Ama bu onun enerjisine dur demiyor. 2006’da başladığı “veda konserleri” hâlâ sürüyor, belki 2010’lara dek uzanacak. Hâlâ sürekli albüm yapıyor; son yıllarda, eski parçalarını Amerikalı ünlü cazcılarla birlikte yorumlayarak “Jazznavour” albümünü çıkardı. 2006’da Küba’ya gitti ve ünlü müzisyen Chuco Valdes ve Kübalı müzisyenlerle birlikte yeni parçalar içeren “Colore ma Vita- Hayatımı Renklendir” albümünü yaptı. 2008’de, Paris’te klasik parçalarını son dönemin modası olarak ünlü seslerle birlikte düetler halinde yeniden yorumlayan bir çifte-albüm çıkardı. Fransızca, İngilizce, İspanyolca ve Almanca yorumlar.
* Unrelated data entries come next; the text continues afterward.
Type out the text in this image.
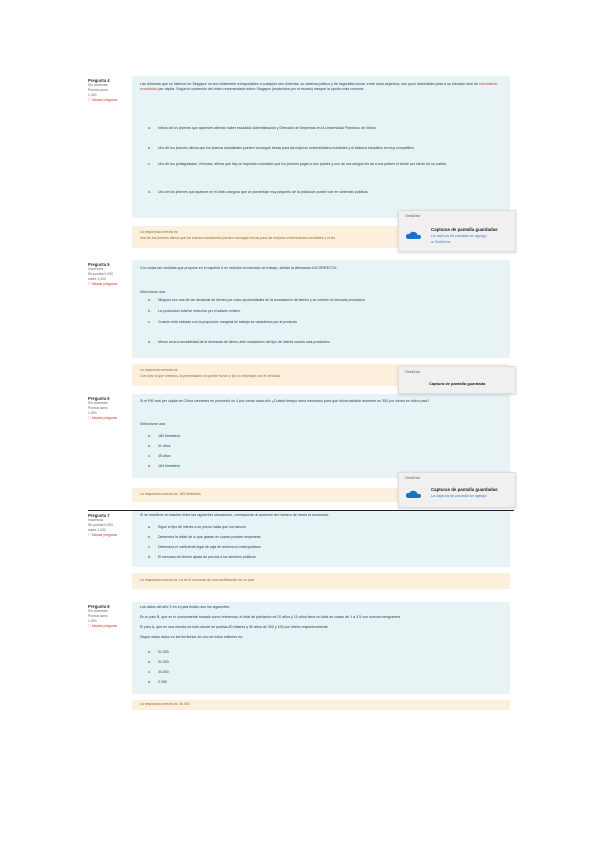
Pregunta 4
Sin contestar
Puntúa como
1,000
⚐ Marcar pregunta
Las reformas que se hicieron en Singapur no son totalmente extrapolables a cualquier otro Además, su sistema político y de seguridad social, entre otros aspectos, son poco admirables pese a su elevado nivel de crecimiento económico per cápita. Según el contenido del vídeo recomendado sobre Singapur (modelofos por el mundo) marque la opción más correcta:
a. Varios de los jóvenes que aparecen afirman haber estudiado Administración y Dirección de Empresas en la Universidad Francisco de Vitoria
b. Uno de los jóvenes afirma que los buenos estudiantes pueden conseguir becas para las mejores universidades mundiales y el sistema educativo es muy competitivo.
c. Uno de los protagonistas, Verónica, afirma que hay un impuesto voluntario que los jóvenes pagan a sus padres y uno de sus amigos les da a sus padres el veinte por ciento de su sueldo.
d. Uno de los jóvenes que aparece en el vídeo asegura que un porcentaje muy pequeño de la población puede vivir en viviendas públicas
La respuesta correcta es:
Uno de los jóvenes afirma que los buenos estudiantes pueden conseguir becas para las mejores universidades mundiales y el sis
Pregunta 5
Incorrecta
Se puntúa 0,000
sobre 1,000
⚐ Marcar pregunta
Con todas las medidas que propone en el capítulo 6 en relación al mercado de trabajo, señale la afirmación INCORRECTA:
Seleccione una:
a. Ninguno son una de las demanda de bienes por unas oportunidades de la recaudación de bienes y se vuelven al mercado productivo
b. La producción total se reduciría por el salario mínimo
c. Cuando está ubicado con la proporción marginal de trabajo se caracteriza por el producto
d. Menor será la sensibilidad de la demanda de dinero ante variaciones del tipo de interés cuanto más productivo.
La respuesta correcta es:
Con todo lo que creemos, la presentación no puede mover y los no necesitan con el mercado
Pregunta 6
Sin contestar
Puntúa como
1,000
⚐ Marcar pregunta
Si el PIB real per cápita de China crecieses en promedio un 4 por ciento cada año ¿Cuánto tiempo sería necesario para que dicha variable aumente un 300 por ciento en dicho país?
Seleccione una:
a. 183 trimestres
b. 41 años
c. 45 años
d. 164 trimestres
La respuesta correcta es: 183 trimestres
Pregunta 7
Incorrecta
Se puntúa 0,000
sobre 1,000
⚐ Marcar pregunta
Si se mantiene la relación entre las siguientes situaciones, corresponde al aumento del número de veces la economía:
a. Sigue el tipo de interés a su precio hasta que los bancos
b. Determina la mitad de lo que gastan en cuanto pueden emplearse
c. Determina el coeficiente legal de caja de reserva en metropolitano
d. El mercado de bienes ajusta de precios a los sectores públicos
La respuesta correcta es: La de el momento de una modificación de un país
Pregunta 8
Sin contestar
Puntúa como
1,000
⚐ Marcar pregunta
Los datos del año X en el país ficticio son los siguientes:
En el país B, que es el comúnmente tomado como referencia, el total de población es 20 años y 10 años tiene un total de cuatro de 1 a 3,5 con nuevos inmigrantes.
El país A, que es una mezcla de todo donde se publica 80 dólares y 50 años de 300 y 100 por ciento respectivamente.
Según estos datos en los territorios de uno de estos millones es:
a. 31.000
b. 31.000
c. 30.000
d. 2.395
La respuesta correcta es: 30.000
OneDrive
Capturas de pantalla guardadas
La captura de pantalla se agregó
a OneDrive.
OneDrive
Captura de pantalla guardada
OneDrive
Capturas de pantalla guardadas
La captura de pantalla se agregó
Ve Paul Anka’dan Placido Domingo’ya, Celine Dion’dan Laura Pausini’ye, Elton John’dan Sting’e, Julio İglesias’dan Nana Mouskouri’ye, Johnny Halliday’den Liza Minnelli’ye kimler eşlik etmiyor ki... Üstelik Edith Piaf, Frank Sinatra ve Dean Martin’in çok sevilen birer şarkısına, modern teknolojiyle Aznavour da katılıyor ve albümden adeta zamanın içinde bir büyük, görkemli koronun sesi yükseliyor. Bu albümü dinlerken gerçekten de büyülendim ve 20. yüzyılda bir yolculuğa çıktım.”
Evet, işte böyle... Bu uzun yazıyla sanırım onu iyice andık. Şimdi biraz oyunculara gelelim. Tahar Rahim her açıdan çok inandırıcı bir Aznavour olmuş. Zaman zaman biraz Fazıl Say’ı hatırlatarak... Cezayir kökenli aktör-sevgili dostum Uğur Vardan’ın yazdığına göre- Jacques Audiard’ın Un Prophete- Yeraltı Peygamberi, Fatih Akın’ın Kesik- The Cut gibi filmlerinde oynamış. Diğer oyuncular da yeterince iyi. Hele Piaf’ta Marie-Julie Baup...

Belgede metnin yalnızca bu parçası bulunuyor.